Opposé, de par son titre même, à toute voie prétendument naturelle, l'œuvre se veut royaume de l'artifice : règne de l'illusion ou, comme dit le compositeur, de l'« oblique » et du « labyrinthique ».
Lorsque la nature prend le visage de la tradition, la flûte est confiée au berger ; mais Antiphysis n'est pas Arcadie et le musicien congédie les faunes. La flûte qu'il façonne, « emplie de la rumeur des villes », connaît le bruit des clés, du souffle, les trémolos « serrés comme des vrilles ». Le piccolo — le soliste passe plusieurs fois de la flûte en do à la petite flûte — est utilisé pour sa stridence ; aussi sa précipitation a-t-elle parfois tout d'un « mouvement de panique ». Le rapport de la flûte à l'ensemble est libre de tout protocole. Le compositeur ne recherche aucun dialogue : tout au plus en garde-t-il les irrespectueuses interruptions mutuelles. Tantôt submergé, tantôt en dehors, le soliste se meut dans une frange imprécise de l'espace sonore1. Condamné le plus souvent à l'intermittence, il sillonne la marge jamais assignée des groupes instrumentaux volontiers opposés.

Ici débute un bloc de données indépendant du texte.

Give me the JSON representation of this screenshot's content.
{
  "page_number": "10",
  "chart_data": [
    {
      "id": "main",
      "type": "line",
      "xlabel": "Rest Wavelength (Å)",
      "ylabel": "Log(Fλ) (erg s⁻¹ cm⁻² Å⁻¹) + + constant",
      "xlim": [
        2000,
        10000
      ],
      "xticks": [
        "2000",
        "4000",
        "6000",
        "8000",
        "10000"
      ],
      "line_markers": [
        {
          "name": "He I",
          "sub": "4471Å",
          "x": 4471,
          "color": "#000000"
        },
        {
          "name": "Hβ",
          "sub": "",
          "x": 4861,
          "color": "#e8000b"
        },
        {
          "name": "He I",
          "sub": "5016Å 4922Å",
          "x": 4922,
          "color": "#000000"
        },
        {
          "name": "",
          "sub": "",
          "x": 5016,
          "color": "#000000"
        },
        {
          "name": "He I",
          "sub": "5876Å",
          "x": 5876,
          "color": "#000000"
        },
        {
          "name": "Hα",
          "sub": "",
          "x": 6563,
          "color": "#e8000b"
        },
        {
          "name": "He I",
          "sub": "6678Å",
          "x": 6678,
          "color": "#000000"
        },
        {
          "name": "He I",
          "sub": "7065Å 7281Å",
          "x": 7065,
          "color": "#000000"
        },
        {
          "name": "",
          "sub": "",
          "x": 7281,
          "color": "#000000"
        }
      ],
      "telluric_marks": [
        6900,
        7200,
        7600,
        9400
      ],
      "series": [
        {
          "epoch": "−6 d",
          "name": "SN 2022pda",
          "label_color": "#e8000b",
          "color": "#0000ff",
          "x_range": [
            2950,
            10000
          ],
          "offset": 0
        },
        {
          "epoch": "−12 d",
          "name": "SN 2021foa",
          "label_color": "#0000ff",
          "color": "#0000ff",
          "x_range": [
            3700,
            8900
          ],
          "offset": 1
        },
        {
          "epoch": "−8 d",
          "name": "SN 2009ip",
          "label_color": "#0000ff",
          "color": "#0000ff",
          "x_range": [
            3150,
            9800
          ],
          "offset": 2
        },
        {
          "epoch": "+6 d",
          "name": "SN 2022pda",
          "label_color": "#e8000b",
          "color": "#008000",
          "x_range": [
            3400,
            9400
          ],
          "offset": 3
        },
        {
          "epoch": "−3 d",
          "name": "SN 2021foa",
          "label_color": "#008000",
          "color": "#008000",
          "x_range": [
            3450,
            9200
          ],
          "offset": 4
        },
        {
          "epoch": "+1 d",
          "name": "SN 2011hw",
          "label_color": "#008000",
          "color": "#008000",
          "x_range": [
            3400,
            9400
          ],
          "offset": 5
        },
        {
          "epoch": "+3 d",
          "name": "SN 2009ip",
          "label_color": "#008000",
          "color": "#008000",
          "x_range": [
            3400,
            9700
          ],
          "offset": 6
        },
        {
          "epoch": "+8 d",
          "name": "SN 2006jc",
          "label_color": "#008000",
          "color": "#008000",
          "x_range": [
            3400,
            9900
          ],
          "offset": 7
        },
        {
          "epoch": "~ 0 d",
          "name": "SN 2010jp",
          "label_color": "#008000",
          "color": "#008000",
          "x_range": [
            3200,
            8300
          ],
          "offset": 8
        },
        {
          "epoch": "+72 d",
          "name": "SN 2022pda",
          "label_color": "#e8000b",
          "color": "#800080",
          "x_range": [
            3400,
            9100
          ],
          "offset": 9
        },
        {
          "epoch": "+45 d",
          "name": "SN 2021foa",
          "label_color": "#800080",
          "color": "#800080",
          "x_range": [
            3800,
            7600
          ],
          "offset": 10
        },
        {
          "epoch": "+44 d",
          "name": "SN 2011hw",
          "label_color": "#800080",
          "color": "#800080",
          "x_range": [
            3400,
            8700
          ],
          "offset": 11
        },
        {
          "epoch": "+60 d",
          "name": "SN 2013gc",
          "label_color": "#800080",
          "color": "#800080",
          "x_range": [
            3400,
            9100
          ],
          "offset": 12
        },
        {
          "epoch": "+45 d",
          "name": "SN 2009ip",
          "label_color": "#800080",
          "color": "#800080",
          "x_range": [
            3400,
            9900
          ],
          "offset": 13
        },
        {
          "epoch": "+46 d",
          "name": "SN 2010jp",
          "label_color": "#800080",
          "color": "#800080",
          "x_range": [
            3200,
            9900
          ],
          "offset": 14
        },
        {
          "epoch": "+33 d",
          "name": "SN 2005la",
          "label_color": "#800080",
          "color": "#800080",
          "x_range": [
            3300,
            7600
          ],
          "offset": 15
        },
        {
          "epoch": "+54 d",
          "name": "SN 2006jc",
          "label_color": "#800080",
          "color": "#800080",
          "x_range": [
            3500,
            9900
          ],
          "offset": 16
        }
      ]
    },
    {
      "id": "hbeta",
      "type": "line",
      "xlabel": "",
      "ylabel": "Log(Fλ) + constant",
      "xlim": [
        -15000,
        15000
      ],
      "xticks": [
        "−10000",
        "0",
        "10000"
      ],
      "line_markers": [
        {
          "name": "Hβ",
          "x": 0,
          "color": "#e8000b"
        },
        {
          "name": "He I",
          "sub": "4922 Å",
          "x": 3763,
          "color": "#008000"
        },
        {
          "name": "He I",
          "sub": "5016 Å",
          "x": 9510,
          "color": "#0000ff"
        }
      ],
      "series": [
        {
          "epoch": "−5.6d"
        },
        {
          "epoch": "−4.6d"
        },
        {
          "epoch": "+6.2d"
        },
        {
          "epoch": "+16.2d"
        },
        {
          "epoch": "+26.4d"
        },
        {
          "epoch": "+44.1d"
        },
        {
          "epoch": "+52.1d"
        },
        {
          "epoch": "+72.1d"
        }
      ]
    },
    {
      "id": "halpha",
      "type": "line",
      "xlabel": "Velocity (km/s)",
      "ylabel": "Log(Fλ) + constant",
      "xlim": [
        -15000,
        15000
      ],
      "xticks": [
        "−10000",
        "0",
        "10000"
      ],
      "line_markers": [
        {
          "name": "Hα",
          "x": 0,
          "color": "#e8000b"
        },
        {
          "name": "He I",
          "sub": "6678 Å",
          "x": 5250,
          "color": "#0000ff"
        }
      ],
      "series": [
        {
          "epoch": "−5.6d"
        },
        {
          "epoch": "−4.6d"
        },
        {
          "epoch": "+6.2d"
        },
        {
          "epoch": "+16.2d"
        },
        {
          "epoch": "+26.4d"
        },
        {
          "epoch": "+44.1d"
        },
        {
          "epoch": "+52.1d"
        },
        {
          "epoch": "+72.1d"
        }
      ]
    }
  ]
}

C'est donc une flûte emportée dans une exploration de timbres qui défait perpétuellement ses associations avec les batteries des trois percussionnistes, ou qui se lie aux tenues des cordes et des vents pour mieux s'en échapper : elle participe à l'harmonieuse instabilité des textures tissées d'éléments rigides et pulsés. Car ces espaces de timbres sont le fruit d'un « artifice d'écriture ». Hugues Dufourt recherche des « arrangements paradoxaux ». Par synthèse instrumentale, le compositeur crée des spectres gauchis, déformés, voire même renversés. Il choisit des registres rares et les associe contre-nature, à l'encontre de la constitution physique des sons : une disposition comme celle qui superpose une fondamentale suraigüe — le piccolo — aux variations d'un spectre inharmonique situé dans le grave — les percussions — est une anamorphose saisissante.
En son centre, l'œuvre progresse vers le bruit, faisant advenir des événements brefs et irréguliers ; pourtant, ces blocs erratiques — la flûte y est jetée sans distinction — laissent bientôt le soliste retrouver une parole singulière : il monologue, profère des « imprécations ». Soutenu par des accords aux résonances de choral (un choral de timbres), c'est avec cette prégnance nouvelle que le flûtiste conclut l'œuvre, « comme dans un balancement ».
- il est parfois traité à l'égal du second flûtiste de l'ensemble.
Peter Szendy, programme de concert du 11 avril 1991, Centre Georges-Pompidou, Grande salle.